Grain prices firmed over the past week. Most of the gain was after USDA released its quarterly grain stocks report on Mon Sept. 30.  For corn and soybeans, these are the final carry outs (CO) for the 2018/19 crop year, which ended Sept. 1.


Last year’s final US corn CO was lowered to 2.114 bln bu.  In their monthly demand/supply report from Sept 12, they said it would be 2.445 bln., so suddenly the US “lost” 331 mln bu. That’s not far from the 345 mln bu that Ontario produced last year!


The final US soybean CO was lowered to 913 mln bu. That’s still a new record, but 92 mln bu less than they reported on Sept 12, and 68 mln bu less than traders thought. This was all because USDA lowered the size of last year’s crop by a significant 116 mln bu.


One thing you have to say about USDA is that they are consistently inconsistent. That makes it impossible to second guess any of their reports. The trade and the markets still, however, react to what to whatever they report.

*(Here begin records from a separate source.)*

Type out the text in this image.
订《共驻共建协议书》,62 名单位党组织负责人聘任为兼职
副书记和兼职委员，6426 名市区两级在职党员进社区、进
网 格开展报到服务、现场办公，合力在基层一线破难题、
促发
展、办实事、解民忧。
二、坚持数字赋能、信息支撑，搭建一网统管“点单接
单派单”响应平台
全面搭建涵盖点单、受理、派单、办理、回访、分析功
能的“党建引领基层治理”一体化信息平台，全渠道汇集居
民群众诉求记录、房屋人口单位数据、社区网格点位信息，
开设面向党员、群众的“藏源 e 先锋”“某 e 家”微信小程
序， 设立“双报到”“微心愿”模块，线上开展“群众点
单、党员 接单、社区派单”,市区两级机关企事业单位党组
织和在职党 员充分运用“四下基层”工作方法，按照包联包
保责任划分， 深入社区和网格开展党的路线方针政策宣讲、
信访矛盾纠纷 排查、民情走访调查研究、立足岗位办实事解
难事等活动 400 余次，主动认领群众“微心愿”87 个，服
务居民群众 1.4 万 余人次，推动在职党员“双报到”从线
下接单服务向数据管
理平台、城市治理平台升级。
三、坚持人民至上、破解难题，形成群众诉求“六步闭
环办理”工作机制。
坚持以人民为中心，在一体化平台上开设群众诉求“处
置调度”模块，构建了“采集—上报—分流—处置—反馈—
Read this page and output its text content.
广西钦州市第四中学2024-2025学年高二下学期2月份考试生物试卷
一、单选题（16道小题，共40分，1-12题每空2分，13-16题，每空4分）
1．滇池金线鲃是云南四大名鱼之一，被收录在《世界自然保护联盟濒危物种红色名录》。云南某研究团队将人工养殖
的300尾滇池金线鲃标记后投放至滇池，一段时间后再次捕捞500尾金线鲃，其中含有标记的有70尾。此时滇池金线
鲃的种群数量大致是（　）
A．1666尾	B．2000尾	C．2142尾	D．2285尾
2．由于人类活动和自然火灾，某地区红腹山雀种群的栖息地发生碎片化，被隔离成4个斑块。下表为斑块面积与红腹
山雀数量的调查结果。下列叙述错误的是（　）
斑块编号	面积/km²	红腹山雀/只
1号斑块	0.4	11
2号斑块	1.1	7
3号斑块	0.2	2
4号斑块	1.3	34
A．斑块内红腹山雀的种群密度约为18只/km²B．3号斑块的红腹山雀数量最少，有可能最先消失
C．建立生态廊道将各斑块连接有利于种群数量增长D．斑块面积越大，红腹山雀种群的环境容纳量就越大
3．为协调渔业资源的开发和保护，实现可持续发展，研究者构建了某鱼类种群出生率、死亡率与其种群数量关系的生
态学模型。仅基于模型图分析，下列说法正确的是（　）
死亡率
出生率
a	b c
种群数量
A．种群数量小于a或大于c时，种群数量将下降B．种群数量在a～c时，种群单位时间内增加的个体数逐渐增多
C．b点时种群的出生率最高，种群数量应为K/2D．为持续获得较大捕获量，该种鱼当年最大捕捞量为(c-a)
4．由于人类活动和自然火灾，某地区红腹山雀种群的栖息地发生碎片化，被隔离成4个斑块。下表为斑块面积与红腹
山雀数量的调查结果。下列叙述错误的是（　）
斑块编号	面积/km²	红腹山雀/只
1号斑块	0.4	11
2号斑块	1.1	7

Soybeans took out the Sept. high and closed at their best level since July 19. The large speculators were leaning the wrong way, which added fuel to the fire. China is buying more US soybeans, non-tariff, which is also helping.


As of Sept 29, 11 percent of US corn and 7 percent of US soybeans were harvested. Normally, they are 19 and 20 percent off by that date. Overall, corn yields are meeting expectations, but soybean yields are disappointing.


A few soybean fields in Ontario have been cut, with huge variability in yields. Most of Ontario planted late due to a wet spring. In the areas that missed the rains in July and August, yields are disappointing. Hopefully, we will again have an extended fall to allow our corn crop to mature.


South America (SAM) remains drier than normal, especially Argentina. Crop problems there would cause China, and other importers, to source more from the US. The supplies in SAM are down, as China has been buying most of their soybeans from there, until just recently.


The US dollar index traded at its highest level since May 2017. A strong US dollar is usually negative for commodities and perhaps helps to explain the weakness in crude oil and gold this week. The fact grains gained is another sign that maybe grains have seen their harvest low.